Conversion of time.Duration type microseconds value to milliseconds

Question

I am using go-ping ( https://github.com/sparrc/go-ping )library of golang for unprivileged ICMP ping.

timeout := time.Second*1000 interval := time.Second count := 5 host := p.ipAddr pinger, cmdErr := ping.NewPinger(host)  pinger.Count = count pinger.Interval = interval pinger.Timeout = timeout pinger.SetPrivileged(false) pinger.Run() stats := pinger.Statistics()  latency = stats.AvgRtt  // stats.AvgRtt is time.Duration type jitter = stats.StdDevRtt// stats.StdDevRtt is time.Duration type 

From running this, I am getting latency in milliseconds and jitter in microseconds. I want same unit for both let's say millisecond so when I am doing jitter = stats.StdDevRtt/1000 or jitter = jitter/1000 (to convert microseconds to milliseconds), what I am getting is jitter in nanoseconds :(. Is there any way to get same unit milliseconds for both latency and jitter.

Answer 1

Number to time.Duration

time.Duration is a type having int64 as its underlying type, which stores the duration in nanoseconds.

If you know the value but you want other than nanoseconds, simply multiply the unit you want, e.g.:

d := 100 * time.Microsecond fmt.Println(d) // Output: 100µs 

The above works because 100 is an untyped constant, and it can be converted automatically to time.Duration which has int64 underlying type.

Note that if you have the value as a typed value, you have to use explicit type conversion:

value := 100 // value is of type int  d2 := time.Duration(value) * time.Millisecond fmt.Println(d2) // Output: 100ms 

time.Duration to number

So time.Duration is always the nanoseconds. If you need it in milliseconds for example, all you need to do is divide the time.Duration value with the number of nanoseconds in a millisecond:

ms := int64(d2 / time.Millisecond) fmt.Println("ms:", ms) // Output: ms: 100 

Other examples:

fmt.Println("ns:", int64(d2/time.Nanosecond))  // ns: 100000000 fmt.Println("µs:", int64(d2/time.Microsecond)) // µs: 100000 fmt.Println("ms:", int64(d2/time.Millisecond)) // ms: 100 

Try the examples on the Go Playground.

If your jitter (duration) is less than the unit you whish to convert it to, you need to use floating point division, else an integer division will be performed which cuts off the fraction part. For details see: Golang Round to Nearest 0.05.

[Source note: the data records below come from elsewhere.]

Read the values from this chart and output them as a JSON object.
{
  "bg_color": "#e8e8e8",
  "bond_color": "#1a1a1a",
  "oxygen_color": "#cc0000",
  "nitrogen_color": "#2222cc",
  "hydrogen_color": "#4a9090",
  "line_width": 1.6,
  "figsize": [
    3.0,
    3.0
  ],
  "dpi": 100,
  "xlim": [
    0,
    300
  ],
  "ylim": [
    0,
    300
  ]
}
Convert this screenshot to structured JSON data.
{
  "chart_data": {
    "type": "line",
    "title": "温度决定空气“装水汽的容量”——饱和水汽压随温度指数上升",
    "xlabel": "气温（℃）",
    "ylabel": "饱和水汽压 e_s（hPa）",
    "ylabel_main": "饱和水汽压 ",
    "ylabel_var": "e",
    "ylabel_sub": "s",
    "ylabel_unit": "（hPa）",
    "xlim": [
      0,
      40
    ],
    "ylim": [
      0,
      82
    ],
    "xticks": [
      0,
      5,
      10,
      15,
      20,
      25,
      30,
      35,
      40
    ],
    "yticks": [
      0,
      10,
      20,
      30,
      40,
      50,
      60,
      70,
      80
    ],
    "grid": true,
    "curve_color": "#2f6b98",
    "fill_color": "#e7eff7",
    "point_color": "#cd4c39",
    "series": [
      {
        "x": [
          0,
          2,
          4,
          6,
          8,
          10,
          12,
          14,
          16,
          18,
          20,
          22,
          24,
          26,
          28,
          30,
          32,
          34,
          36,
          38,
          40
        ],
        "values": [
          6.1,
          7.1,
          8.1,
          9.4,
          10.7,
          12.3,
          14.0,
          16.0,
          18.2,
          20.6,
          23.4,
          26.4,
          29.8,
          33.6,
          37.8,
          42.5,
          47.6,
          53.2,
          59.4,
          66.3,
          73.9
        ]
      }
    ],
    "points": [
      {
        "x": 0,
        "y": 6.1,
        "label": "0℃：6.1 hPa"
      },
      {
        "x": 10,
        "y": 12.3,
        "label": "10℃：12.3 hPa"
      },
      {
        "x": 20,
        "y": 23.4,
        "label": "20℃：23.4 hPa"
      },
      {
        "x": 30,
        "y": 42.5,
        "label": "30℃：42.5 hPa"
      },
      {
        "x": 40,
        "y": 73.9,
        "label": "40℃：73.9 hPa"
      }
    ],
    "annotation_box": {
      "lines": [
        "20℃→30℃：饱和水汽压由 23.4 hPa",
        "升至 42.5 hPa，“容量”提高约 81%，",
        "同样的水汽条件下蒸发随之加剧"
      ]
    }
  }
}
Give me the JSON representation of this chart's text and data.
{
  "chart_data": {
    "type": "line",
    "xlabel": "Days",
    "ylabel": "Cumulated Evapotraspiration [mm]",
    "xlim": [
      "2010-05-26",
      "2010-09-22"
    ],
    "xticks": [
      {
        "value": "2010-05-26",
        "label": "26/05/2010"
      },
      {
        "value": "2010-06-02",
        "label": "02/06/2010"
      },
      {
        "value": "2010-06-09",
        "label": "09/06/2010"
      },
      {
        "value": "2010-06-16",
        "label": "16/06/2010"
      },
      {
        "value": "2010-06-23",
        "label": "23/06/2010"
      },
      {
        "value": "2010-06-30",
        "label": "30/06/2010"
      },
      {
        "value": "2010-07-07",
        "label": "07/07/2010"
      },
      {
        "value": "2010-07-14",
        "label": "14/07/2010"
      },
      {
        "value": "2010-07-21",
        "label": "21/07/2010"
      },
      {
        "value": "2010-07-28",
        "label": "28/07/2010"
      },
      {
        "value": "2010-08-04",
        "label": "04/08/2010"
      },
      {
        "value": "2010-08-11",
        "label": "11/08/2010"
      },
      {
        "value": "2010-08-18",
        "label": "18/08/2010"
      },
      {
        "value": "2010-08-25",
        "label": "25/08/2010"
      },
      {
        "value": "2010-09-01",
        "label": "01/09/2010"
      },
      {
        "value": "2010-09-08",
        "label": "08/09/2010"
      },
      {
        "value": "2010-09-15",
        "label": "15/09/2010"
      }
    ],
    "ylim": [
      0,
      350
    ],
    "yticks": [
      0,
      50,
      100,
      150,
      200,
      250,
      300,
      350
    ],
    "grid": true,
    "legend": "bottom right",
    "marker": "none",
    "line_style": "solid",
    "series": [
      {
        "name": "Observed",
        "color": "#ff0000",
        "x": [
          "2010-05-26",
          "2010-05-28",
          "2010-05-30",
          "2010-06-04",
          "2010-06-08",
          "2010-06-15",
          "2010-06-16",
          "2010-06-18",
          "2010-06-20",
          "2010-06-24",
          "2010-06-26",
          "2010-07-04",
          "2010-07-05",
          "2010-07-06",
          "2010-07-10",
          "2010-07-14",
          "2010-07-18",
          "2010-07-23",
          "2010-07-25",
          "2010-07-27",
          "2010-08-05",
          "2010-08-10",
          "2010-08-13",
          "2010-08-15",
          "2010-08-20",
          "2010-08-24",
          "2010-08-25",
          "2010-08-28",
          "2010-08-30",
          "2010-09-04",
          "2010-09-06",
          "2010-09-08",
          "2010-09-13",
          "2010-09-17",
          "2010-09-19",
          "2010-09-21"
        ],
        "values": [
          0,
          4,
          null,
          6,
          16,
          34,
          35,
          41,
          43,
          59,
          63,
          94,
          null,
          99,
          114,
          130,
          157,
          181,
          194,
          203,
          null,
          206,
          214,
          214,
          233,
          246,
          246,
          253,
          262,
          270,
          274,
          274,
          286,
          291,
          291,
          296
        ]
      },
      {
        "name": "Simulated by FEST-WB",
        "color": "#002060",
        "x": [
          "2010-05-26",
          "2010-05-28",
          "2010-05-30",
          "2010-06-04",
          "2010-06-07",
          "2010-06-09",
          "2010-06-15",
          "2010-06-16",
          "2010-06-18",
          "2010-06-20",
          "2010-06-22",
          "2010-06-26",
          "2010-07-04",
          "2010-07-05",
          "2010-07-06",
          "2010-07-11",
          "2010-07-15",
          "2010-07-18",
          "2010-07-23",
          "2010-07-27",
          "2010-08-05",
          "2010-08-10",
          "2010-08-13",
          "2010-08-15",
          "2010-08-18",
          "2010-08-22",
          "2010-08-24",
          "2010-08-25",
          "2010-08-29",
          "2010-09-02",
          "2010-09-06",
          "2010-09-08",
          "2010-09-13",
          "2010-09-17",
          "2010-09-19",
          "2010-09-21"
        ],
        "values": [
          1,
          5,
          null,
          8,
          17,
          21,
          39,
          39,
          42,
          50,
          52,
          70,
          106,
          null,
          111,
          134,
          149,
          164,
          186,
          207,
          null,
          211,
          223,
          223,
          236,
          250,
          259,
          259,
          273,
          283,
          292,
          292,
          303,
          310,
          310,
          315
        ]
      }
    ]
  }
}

Convert both the jitter and unit to float64 before dividing:

d := 61 * time.Microsecond fmt.Println(d) // Output: 61µs  ms := float64(d) / float64(time.Millisecond) fmt.Println("ms:", ms) // Output: ms: 0.061 

Output (try it on the Go Playground):

61µs ms: 0.061 

Answer 2

As of Go 1.13, you can use new Duration methods Microseconds and Milliseconds which return the duration as an integer count of their respectively named units.

https://golang.org/doc/go1.13#time